— Что поделаешь: век живи, век мочись.
Когда же созреет земляника, крыжовник, вишня — начинается у пеночки торжество. Пеночка любит землянику и, как земляника, пеночка бывает: садовая и лесная. Но если уж перебирать ее имена, то нужно вспомнить о пеночке-таловке, о желтогривке, волчке, дерябке, трещотке, берцовке, лесном кузнечике, тюкалке, теньковке, пеночке ивовой, зарничке, бормотушке, пеночке бледной и, наконец, пеночке печальной, которая краше других, но и реже, ибо пеночки принадлежат к семейству воробьиных, а воробьи, как известно, беспечны и нрава веселого…

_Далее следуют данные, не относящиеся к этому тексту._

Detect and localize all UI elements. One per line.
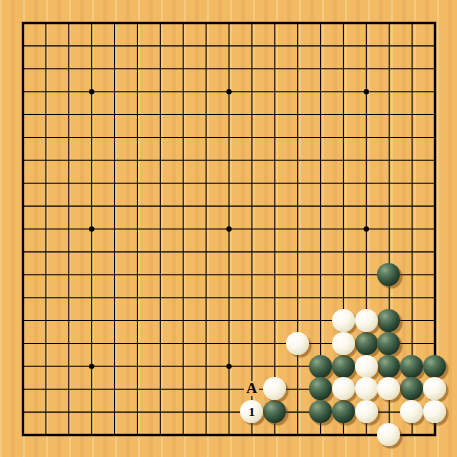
stone-black[interactable] [400,355,423,378]
stone-white[interactable] [355,400,378,423]
stone-white[interactable] [355,355,378,378]
stone-black[interactable] [332,400,355,423]
stone-white[interactable] [332,377,355,400]
stone-black[interactable] [423,355,446,378]
stone-black[interactable] [309,377,332,400]
stone-black[interactable] [355,332,378,355]
stone-white[interactable] [355,309,378,332]
stone-white[interactable] [377,423,400,446]
stones-layer: 1A [12,12,447,447]
stone-white[interactable] [355,377,378,400]
go-board[interactable]: 1A [0,0,457,457]
stone-black[interactable] [309,400,332,423]
stone-white[interactable] [400,400,423,423]
stone-white[interactable] [377,377,400,400]
stone-black[interactable] [377,309,400,332]
stone-black[interactable] [263,400,286,423]
stone-white[interactable] [332,309,355,332]
stone-white[interactable] [423,377,446,400]
stone-black[interactable] [377,263,400,286]
stone-white[interactable] [332,332,355,355]
stone-black[interactable] [400,377,423,400]
point-label-a[interactable]: A [244,381,259,396]
stone-white[interactable] [423,400,446,423]
stone-white-move-1[interactable]: 1 [240,400,263,423]
stone-black[interactable] [332,355,355,378]
stone-black[interactable] [309,355,332,378]
stone-black[interactable] [377,355,400,378]
stone-black[interactable] [377,332,400,355]
stone-white[interactable] [286,332,309,355]
stone-white[interactable] [263,377,286,400]
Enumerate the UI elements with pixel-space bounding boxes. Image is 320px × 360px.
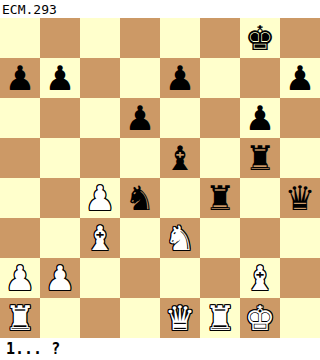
square-e6[interactable] <box>160 98 200 138</box>
square-d8[interactable] <box>120 18 160 58</box>
square-b4[interactable] <box>40 178 80 218</box>
piece-white-bishop: ♝ <box>240 258 280 298</box>
piece-white-pawn: ♟ <box>80 178 120 218</box>
square-f5[interactable] <box>200 138 240 178</box>
piece-black-rook: ♜ <box>240 138 280 178</box>
square-g2[interactable]: ♝ <box>240 258 280 298</box>
piece-white-queen: ♛ <box>160 298 200 338</box>
square-g1[interactable]: ♚ <box>240 298 280 338</box>
square-d5[interactable] <box>120 138 160 178</box>
square-h8[interactable] <box>280 18 320 58</box>
square-d1[interactable] <box>120 298 160 338</box>
piece-black-king: ♚ <box>240 18 280 58</box>
square-b6[interactable] <box>40 98 80 138</box>
piece-black-pawn: ♟ <box>240 98 280 138</box>
square-g5[interactable]: ♜ <box>240 138 280 178</box>
piece-white-rook: ♜ <box>0 298 40 338</box>
move-prompt: 1... ? <box>6 340 60 358</box>
square-h7[interactable]: ♟ <box>280 58 320 98</box>
square-b5[interactable] <box>40 138 80 178</box>
square-e3[interactable]: ♞ <box>160 218 200 258</box>
piece-black-knight: ♞ <box>120 178 160 218</box>
square-a8[interactable] <box>0 18 40 58</box>
square-a5[interactable] <box>0 138 40 178</box>
square-a4[interactable] <box>0 178 40 218</box>
square-e8[interactable] <box>160 18 200 58</box>
square-h4[interactable]: ♛ <box>280 178 320 218</box>
piece-black-pawn: ♟ <box>120 98 160 138</box>
piece-black-pawn: ♟ <box>160 58 200 98</box>
square-b2[interactable]: ♟ <box>40 258 80 298</box>
square-e4[interactable] <box>160 178 200 218</box>
square-e7[interactable]: ♟ <box>160 58 200 98</box>
square-c7[interactable] <box>80 58 120 98</box>
square-d7[interactable] <box>120 58 160 98</box>
square-d3[interactable] <box>120 218 160 258</box>
square-f3[interactable] <box>200 218 240 258</box>
piece-black-queen: ♛ <box>280 178 320 218</box>
square-b7[interactable]: ♟ <box>40 58 80 98</box>
square-g4[interactable] <box>240 178 280 218</box>
header-bar: ECM.293 <box>0 0 320 18</box>
square-b1[interactable] <box>40 298 80 338</box>
piece-black-rook: ♜ <box>200 178 240 218</box>
square-f6[interactable] <box>200 98 240 138</box>
square-f4[interactable]: ♜ <box>200 178 240 218</box>
square-h1[interactable] <box>280 298 320 338</box>
square-c3[interactable]: ♝ <box>80 218 120 258</box>
square-e1[interactable]: ♛ <box>160 298 200 338</box>
puzzle-id: ECM.293 <box>2 2 57 17</box>
square-b3[interactable] <box>40 218 80 258</box>
piece-black-pawn: ♟ <box>40 58 80 98</box>
square-a2[interactable]: ♟ <box>0 258 40 298</box>
piece-white-bishop: ♝ <box>80 218 120 258</box>
square-c8[interactable] <box>80 18 120 58</box>
square-d4[interactable]: ♞ <box>120 178 160 218</box>
square-f8[interactable] <box>200 18 240 58</box>
piece-black-pawn: ♟ <box>280 58 320 98</box>
square-c1[interactable] <box>80 298 120 338</box>
square-g7[interactable] <box>240 58 280 98</box>
square-e5[interactable]: ♝ <box>160 138 200 178</box>
square-a1[interactable]: ♜ <box>0 298 40 338</box>
square-f2[interactable] <box>200 258 240 298</box>
square-g3[interactable] <box>240 218 280 258</box>
footer-bar: 1... ? <box>0 338 320 360</box>
square-h5[interactable] <box>280 138 320 178</box>
square-f7[interactable] <box>200 58 240 98</box>
square-c2[interactable] <box>80 258 120 298</box>
square-e2[interactable] <box>160 258 200 298</box>
piece-black-bishop: ♝ <box>160 138 200 178</box>
piece-white-pawn: ♟ <box>0 258 40 298</box>
piece-white-pawn: ♟ <box>40 258 80 298</box>
square-h6[interactable] <box>280 98 320 138</box>
square-c4[interactable]: ♟ <box>80 178 120 218</box>
square-a6[interactable] <box>0 98 40 138</box>
square-a7[interactable]: ♟ <box>0 58 40 98</box>
chess-app-window: ECM.293 ♚♟♟♟♟♟♟♝♜♟♞♜♛♝♞♟♟♝♜♛♜♚ 1... ? <box>0 0 320 360</box>
square-d2[interactable] <box>120 258 160 298</box>
square-g8[interactable]: ♚ <box>240 18 280 58</box>
square-g6[interactable]: ♟ <box>240 98 280 138</box>
square-c6[interactable] <box>80 98 120 138</box>
square-h2[interactable] <box>280 258 320 298</box>
piece-white-king: ♚ <box>240 298 280 338</box>
square-d6[interactable]: ♟ <box>120 98 160 138</box>
piece-white-rook: ♜ <box>200 298 240 338</box>
chess-board: ♚♟♟♟♟♟♟♝♜♟♞♜♛♝♞♟♟♝♜♛♜♚ <box>0 18 320 338</box>
square-h3[interactable] <box>280 218 320 258</box>
piece-black-pawn: ♟ <box>0 58 40 98</box>
square-a3[interactable] <box>0 218 40 258</box>
square-f1[interactable]: ♜ <box>200 298 240 338</box>
piece-white-knight: ♞ <box>160 218 200 258</box>
square-b8[interactable] <box>40 18 80 58</box>
square-c5[interactable] <box>80 138 120 178</box>
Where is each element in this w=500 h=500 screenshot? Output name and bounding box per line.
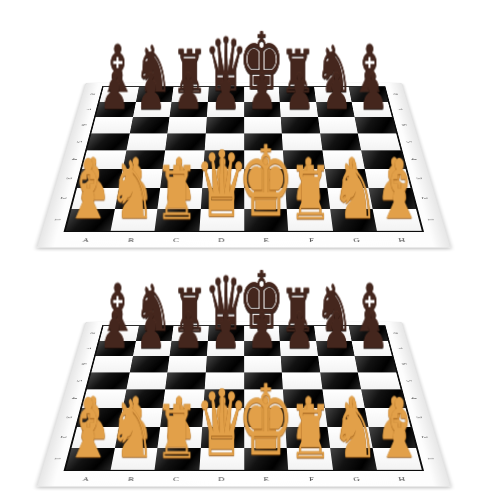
file-label-c: C bbox=[173, 237, 180, 243]
file-label-f: F bbox=[309, 476, 315, 482]
square-c2 bbox=[158, 427, 202, 448]
square-f1 bbox=[287, 209, 333, 231]
rank-label-4-left: 4 bbox=[70, 158, 78, 160]
square-b1 bbox=[110, 448, 157, 470]
rank-label-4-right: 4 bbox=[409, 158, 417, 160]
square-f2 bbox=[285, 427, 329, 448]
file-label-h: H bbox=[398, 476, 406, 482]
square-b4 bbox=[123, 389, 166, 407]
square-e6 bbox=[244, 117, 282, 133]
file-label-g: G bbox=[353, 237, 360, 243]
square-c2 bbox=[158, 188, 202, 209]
rank-label-8-right: 8 bbox=[392, 94, 399, 96]
file-label-c: C bbox=[173, 476, 180, 482]
square-b5 bbox=[126, 372, 167, 389]
square-h5 bbox=[358, 133, 401, 150]
square-e4 bbox=[244, 389, 284, 407]
square-g6 bbox=[318, 356, 358, 372]
square-f8 bbox=[279, 326, 316, 341]
rank-label-5-left: 5 bbox=[75, 141, 83, 143]
square-e7 bbox=[244, 341, 281, 356]
square-a8 bbox=[100, 87, 139, 102]
square-d8 bbox=[208, 87, 244, 102]
rank-label-3-left: 3 bbox=[64, 416, 73, 418]
chess-set-photo-1: ABCDEFGH1122334455667788♝♞♜♛♚♜♞♝♟♟♟♟♟♟♟♟… bbox=[0, 0, 500, 250]
square-c3 bbox=[160, 408, 203, 427]
rank-label-7-right: 7 bbox=[396, 108, 404, 110]
square-g2 bbox=[327, 427, 373, 448]
rank-label-4-right: 4 bbox=[409, 397, 417, 399]
square-b2 bbox=[115, 188, 161, 209]
square-b1 bbox=[110, 209, 157, 231]
rank-label-7-left: 7 bbox=[84, 347, 92, 349]
square-e2 bbox=[244, 188, 287, 209]
square-f7 bbox=[280, 102, 318, 117]
square-c7 bbox=[170, 341, 208, 356]
square-d2 bbox=[201, 188, 244, 209]
file-label-a: A bbox=[82, 237, 90, 243]
rank-label-2-left: 2 bbox=[59, 197, 68, 199]
square-d1 bbox=[199, 209, 243, 231]
square-c8 bbox=[172, 326, 209, 341]
rank-label-6-right: 6 bbox=[400, 363, 408, 365]
rank-label-2-right: 2 bbox=[420, 197, 429, 199]
square-g3 bbox=[325, 169, 369, 188]
square-f6 bbox=[281, 117, 320, 133]
rank-label-3-right: 3 bbox=[414, 416, 423, 418]
rank-label-5-right: 5 bbox=[404, 141, 412, 143]
square-g5 bbox=[320, 372, 361, 389]
square-h2 bbox=[369, 427, 416, 448]
square-g6 bbox=[318, 117, 358, 133]
square-f5 bbox=[282, 133, 322, 150]
square-f1 bbox=[287, 448, 333, 470]
square-a3 bbox=[77, 408, 123, 427]
rank-label-8-left: 8 bbox=[89, 94, 96, 96]
rank-label-1-right: 1 bbox=[426, 218, 435, 220]
square-a6 bbox=[91, 117, 132, 133]
rank-label-6-left: 6 bbox=[80, 363, 88, 365]
square-f3 bbox=[284, 169, 327, 188]
rank-label-7-right: 7 bbox=[396, 347, 404, 349]
square-a7 bbox=[96, 102, 136, 117]
square-b6 bbox=[129, 356, 169, 372]
square-e2 bbox=[244, 427, 287, 448]
square-d3 bbox=[202, 408, 244, 427]
square-d6 bbox=[206, 117, 244, 133]
square-f2 bbox=[285, 188, 329, 209]
square-g2 bbox=[327, 188, 373, 209]
square-h4 bbox=[361, 150, 405, 168]
square-c4 bbox=[163, 389, 205, 407]
square-g7 bbox=[316, 102, 355, 117]
square-a5 bbox=[87, 133, 130, 150]
rank-label-1-right: 1 bbox=[426, 457, 435, 459]
square-b8 bbox=[136, 326, 174, 341]
square-b6 bbox=[129, 117, 169, 133]
square-g1 bbox=[330, 209, 377, 231]
rank-label-5-right: 5 bbox=[404, 380, 412, 382]
square-f6 bbox=[281, 356, 320, 372]
square-c3 bbox=[160, 169, 203, 188]
square-d3 bbox=[202, 169, 244, 188]
square-a2 bbox=[72, 188, 119, 209]
square-h7 bbox=[352, 102, 392, 117]
square-a4 bbox=[82, 150, 126, 168]
square-e4 bbox=[244, 150, 284, 168]
square-e1 bbox=[244, 209, 288, 231]
square-f4 bbox=[283, 150, 325, 168]
square-f7 bbox=[280, 341, 318, 356]
rank-label-3-right: 3 bbox=[414, 177, 423, 179]
square-a8 bbox=[100, 326, 139, 341]
square-a2 bbox=[72, 427, 119, 448]
chess-set-photo-2: ABCDEFGH1122334455667788♝♞♜♛♚♜♞♝♟♟♟♟♟♟♟♟… bbox=[0, 250, 500, 500]
square-a7 bbox=[96, 341, 136, 356]
rank-label-6-right: 6 bbox=[400, 124, 408, 126]
square-d6 bbox=[206, 356, 244, 372]
square-b3 bbox=[119, 169, 163, 188]
rank-label-1-left: 1 bbox=[53, 457, 62, 459]
square-h2 bbox=[369, 188, 416, 209]
square-h4 bbox=[361, 389, 405, 407]
square-g8 bbox=[314, 326, 352, 341]
square-e3 bbox=[244, 169, 286, 188]
square-e3 bbox=[244, 408, 286, 427]
file-label-e: E bbox=[264, 237, 270, 243]
file-label-a: A bbox=[82, 476, 90, 482]
rank-label-8-right: 8 bbox=[392, 333, 399, 335]
square-e5 bbox=[244, 372, 283, 389]
square-e8 bbox=[244, 87, 280, 102]
square-b2 bbox=[115, 427, 161, 448]
rank-label-8-left: 8 bbox=[89, 333, 96, 335]
square-h6 bbox=[355, 356, 396, 372]
file-label-d: D bbox=[218, 237, 225, 243]
square-a4 bbox=[82, 389, 126, 407]
square-f8 bbox=[279, 87, 316, 102]
square-h8 bbox=[349, 87, 388, 102]
square-e5 bbox=[244, 133, 283, 150]
square-a1 bbox=[66, 448, 115, 470]
square-g8 bbox=[314, 87, 352, 102]
square-g5 bbox=[320, 133, 361, 150]
square-d5 bbox=[205, 133, 244, 150]
square-d7 bbox=[207, 102, 244, 117]
square-h3 bbox=[365, 169, 411, 188]
square-e6 bbox=[244, 356, 282, 372]
square-h3 bbox=[365, 408, 411, 427]
square-c8 bbox=[172, 87, 209, 102]
square-h1 bbox=[373, 209, 422, 231]
square-a1 bbox=[66, 209, 115, 231]
board-squares bbox=[66, 87, 422, 231]
square-f4 bbox=[283, 389, 325, 407]
rank-label-1-left: 1 bbox=[53, 218, 62, 220]
square-a3 bbox=[77, 169, 123, 188]
square-d2 bbox=[201, 427, 244, 448]
square-g3 bbox=[325, 408, 369, 427]
square-a6 bbox=[91, 356, 132, 372]
rank-label-3-left: 3 bbox=[64, 177, 73, 179]
square-c6 bbox=[168, 356, 207, 372]
square-c6 bbox=[168, 117, 207, 133]
square-g7 bbox=[316, 341, 355, 356]
square-h1 bbox=[373, 448, 422, 470]
square-c5 bbox=[165, 133, 205, 150]
square-e8 bbox=[244, 326, 280, 341]
file-label-b: B bbox=[127, 237, 134, 243]
square-h7 bbox=[352, 341, 392, 356]
square-d7 bbox=[207, 341, 244, 356]
rank-label-6-left: 6 bbox=[80, 124, 88, 126]
rank-label-2-left: 2 bbox=[59, 436, 68, 438]
file-label-h: H bbox=[398, 237, 406, 243]
square-e7 bbox=[244, 102, 281, 117]
square-b5 bbox=[126, 133, 167, 150]
file-label-b: B bbox=[127, 476, 134, 482]
square-c4 bbox=[163, 150, 205, 168]
square-f3 bbox=[284, 408, 327, 427]
square-h8 bbox=[349, 326, 388, 341]
square-f5 bbox=[282, 372, 322, 389]
square-d1 bbox=[199, 448, 243, 470]
file-label-f: F bbox=[309, 237, 315, 243]
product-photo: ABCDEFGH1122334455667788♝♞♜♛♚♜♞♝♟♟♟♟♟♟♟♟… bbox=[0, 0, 500, 500]
square-g4 bbox=[322, 150, 365, 168]
file-label-d: D bbox=[218, 476, 225, 482]
square-a5 bbox=[87, 372, 130, 389]
square-c7 bbox=[170, 102, 208, 117]
square-g1 bbox=[330, 448, 377, 470]
rank-label-7-left: 7 bbox=[84, 108, 92, 110]
square-e1 bbox=[244, 448, 288, 470]
square-c1 bbox=[155, 209, 201, 231]
square-d5 bbox=[205, 372, 244, 389]
file-label-g: G bbox=[353, 476, 360, 482]
square-b8 bbox=[136, 87, 174, 102]
square-h6 bbox=[355, 117, 396, 133]
square-b3 bbox=[119, 408, 163, 427]
square-c5 bbox=[165, 372, 205, 389]
square-b7 bbox=[133, 102, 172, 117]
board-squares bbox=[66, 326, 422, 470]
square-d4 bbox=[203, 150, 243, 168]
rank-label-2-right: 2 bbox=[420, 436, 429, 438]
square-b4 bbox=[123, 150, 166, 168]
square-h5 bbox=[358, 372, 401, 389]
file-label-e: E bbox=[264, 476, 270, 482]
square-b7 bbox=[133, 341, 172, 356]
square-c1 bbox=[155, 448, 201, 470]
rank-label-4-left: 4 bbox=[70, 397, 78, 399]
square-d8 bbox=[208, 326, 244, 341]
chessboard-2: ABCDEFGH1122334455667788♝♞♜♛♚♜♞♝♟♟♟♟♟♟♟♟… bbox=[36, 322, 451, 487]
square-g4 bbox=[322, 389, 365, 407]
chessboard-1: ABCDEFGH1122334455667788♝♞♜♛♚♜♞♝♟♟♟♟♟♟♟♟… bbox=[36, 83, 451, 248]
square-d4 bbox=[203, 389, 243, 407]
rank-label-5-left: 5 bbox=[75, 380, 83, 382]
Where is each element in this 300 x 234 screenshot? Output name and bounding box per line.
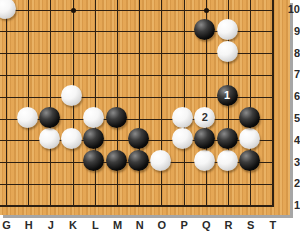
row-label: 9	[286, 25, 300, 37]
white-stone	[217, 19, 238, 40]
column-label: K	[64, 219, 82, 231]
white-stone	[83, 107, 104, 128]
row-label: 2	[286, 177, 300, 189]
white-stone	[150, 150, 171, 171]
black-stone	[239, 150, 260, 171]
black-stone	[83, 150, 104, 171]
go-board-diagram: 21 GHJKLMNOPQRST10987654321	[0, 0, 300, 234]
black-stone	[106, 150, 127, 171]
column-label: S	[242, 219, 260, 231]
white-stone	[217, 150, 238, 171]
white-stone	[17, 107, 38, 128]
move-number-label: 2	[202, 112, 208, 123]
move-number-label: 1	[224, 90, 230, 101]
column-label: J	[42, 219, 60, 231]
white-stone	[39, 128, 60, 149]
white-stone	[194, 150, 215, 171]
row-label: 3	[286, 156, 300, 168]
black-stone	[83, 128, 104, 149]
black-stone	[217, 128, 238, 149]
row-label: 1	[286, 199, 300, 211]
grid-line-horizontal	[0, 184, 274, 185]
grid-line-horizontal	[0, 205, 274, 207]
column-label: Q	[197, 219, 215, 231]
row-label: 6	[286, 90, 300, 102]
white-stone	[239, 128, 260, 149]
go-board[interactable]: 21	[0, 0, 290, 215]
column-label: O	[153, 219, 171, 231]
grid-line-horizontal	[0, 10, 274, 11]
white-stone: 2	[194, 107, 215, 128]
black-stone: 1	[217, 85, 238, 106]
black-stone	[106, 107, 127, 128]
row-label: 10	[286, 3, 300, 15]
grid-line-horizontal	[0, 75, 274, 76]
white-stone	[217, 41, 238, 62]
white-stone	[172, 128, 193, 149]
white-stone	[172, 107, 193, 128]
black-stone	[128, 150, 149, 171]
black-stone	[194, 128, 215, 149]
column-label: R	[220, 219, 238, 231]
column-label: H	[20, 219, 38, 231]
black-stone	[128, 128, 149, 149]
white-stone	[0, 0, 16, 19]
column-label: T	[264, 219, 282, 231]
black-stone	[194, 19, 215, 40]
column-label: P	[175, 219, 193, 231]
column-label: M	[109, 219, 127, 231]
column-label: L	[86, 219, 104, 231]
row-label: 5	[286, 112, 300, 124]
black-stone	[239, 107, 260, 128]
row-label: 7	[286, 68, 300, 80]
star-point	[71, 8, 76, 13]
black-stone	[39, 107, 60, 128]
white-stone	[61, 85, 82, 106]
row-label: 8	[286, 47, 300, 59]
row-label: 4	[286, 134, 300, 146]
white-stone	[61, 128, 82, 149]
column-label: G	[0, 219, 16, 231]
star-point	[204, 8, 209, 13]
column-label: N	[131, 219, 149, 231]
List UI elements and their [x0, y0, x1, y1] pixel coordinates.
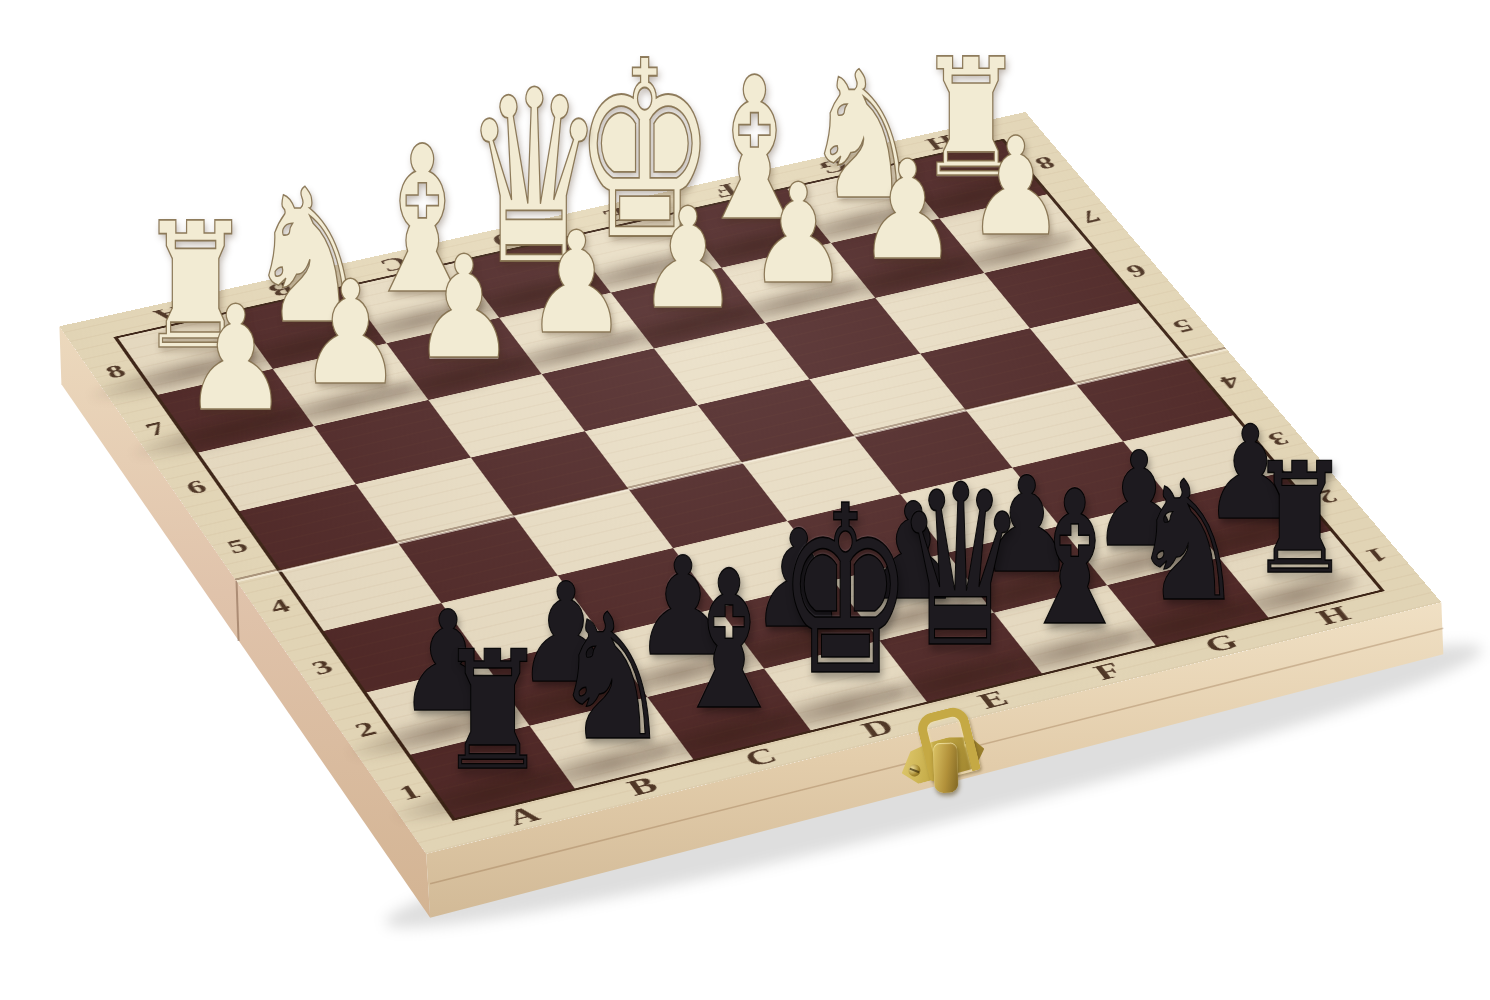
rank-label-left-2: 2	[349, 716, 382, 741]
rank-label-left-1: 1	[393, 779, 426, 804]
rank-label-right-8: 8	[1029, 152, 1060, 173]
rank-label-left-6: 6	[181, 475, 213, 499]
rank-label-right-3: 3	[1261, 427, 1294, 450]
rank-label-left-5: 5	[222, 534, 254, 558]
rank-label-right-2: 2	[1310, 485, 1343, 508]
rank-label-right-6: 6	[1120, 260, 1152, 282]
rank-label-left-4: 4	[264, 594, 296, 618]
rank-label-left-7: 7	[140, 417, 171, 440]
clasp-latch	[933, 743, 959, 794]
rank-label-right-4: 4	[1213, 371, 1246, 394]
rank-label-left-8: 8	[100, 360, 131, 383]
chess-set-photo: AA88BB77CC66DD55EE44FF33GG22HH11 ♜♞♝♟♚♟♛…	[0, 0, 1490, 1000]
rank-label-right-5: 5	[1166, 315, 1198, 337]
rank-label-right-1: 1	[1359, 543, 1393, 567]
file-label-bottom-f: F	[1087, 657, 1128, 685]
rank-label-left-3: 3	[306, 655, 339, 680]
rank-label-right-7: 7	[1074, 206, 1106, 228]
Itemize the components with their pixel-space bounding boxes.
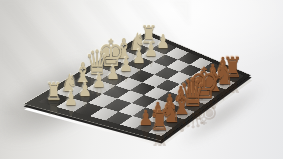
- piece-white-pawn[interactable]: ♟: [64, 89, 78, 108]
- piece-white-rook[interactable]: ♜: [45, 80, 62, 104]
- pieces-layer: ♜♜♟♟♞♞♟♟♝♝♟♟♚♚♟♟♟♟♛♛♜♜♟♟♟♟♝♝♞♞♟♟♟♟♞♞♝♝♟♟…: [0, 0, 283, 159]
- piece-white-pawn[interactable]: ♟: [132, 47, 146, 66]
- piece-white-pawn[interactable]: ♟: [119, 55, 133, 74]
- piece-white-pawn[interactable]: ♟: [106, 63, 120, 82]
- piece-white-pawn[interactable]: ♟: [79, 80, 93, 99]
- piece-white-pawn[interactable]: ♟: [144, 40, 158, 59]
- render-viewport: ♜♜♟♟♞♞♟♟♝♝♟♟♚♚♟♟♟♟♛♛♜♜♟♟♟♟♝♝♞♞♟♟♟♟♞♞♝♝♟♟…: [0, 0, 283, 159]
- piece-white-pawn[interactable]: ♟: [156, 32, 170, 51]
- piece-black-rook[interactable]: ♜: [150, 107, 170, 135]
- piece-white-pawn[interactable]: ♟: [93, 71, 107, 90]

Двенадцать верст обратного пути до станции; июньский день, как молодость, рассеян и забывчив, — солнце, дождь, ветер, солнце, ветер, гроза; струны косого дождя пересекаются золотом лучей; ветер пробегает рябью по лужам, а солнце высушивает их без следа. На верхней полке в вагоне почтового поезда, Сережа Милютин стал забывать о «Колотушах» и вскоре забыл совершенно, если не считать того малозначащего обстоятельства, что в течение многих лет он не мог съесть ни одного рыбного блюда.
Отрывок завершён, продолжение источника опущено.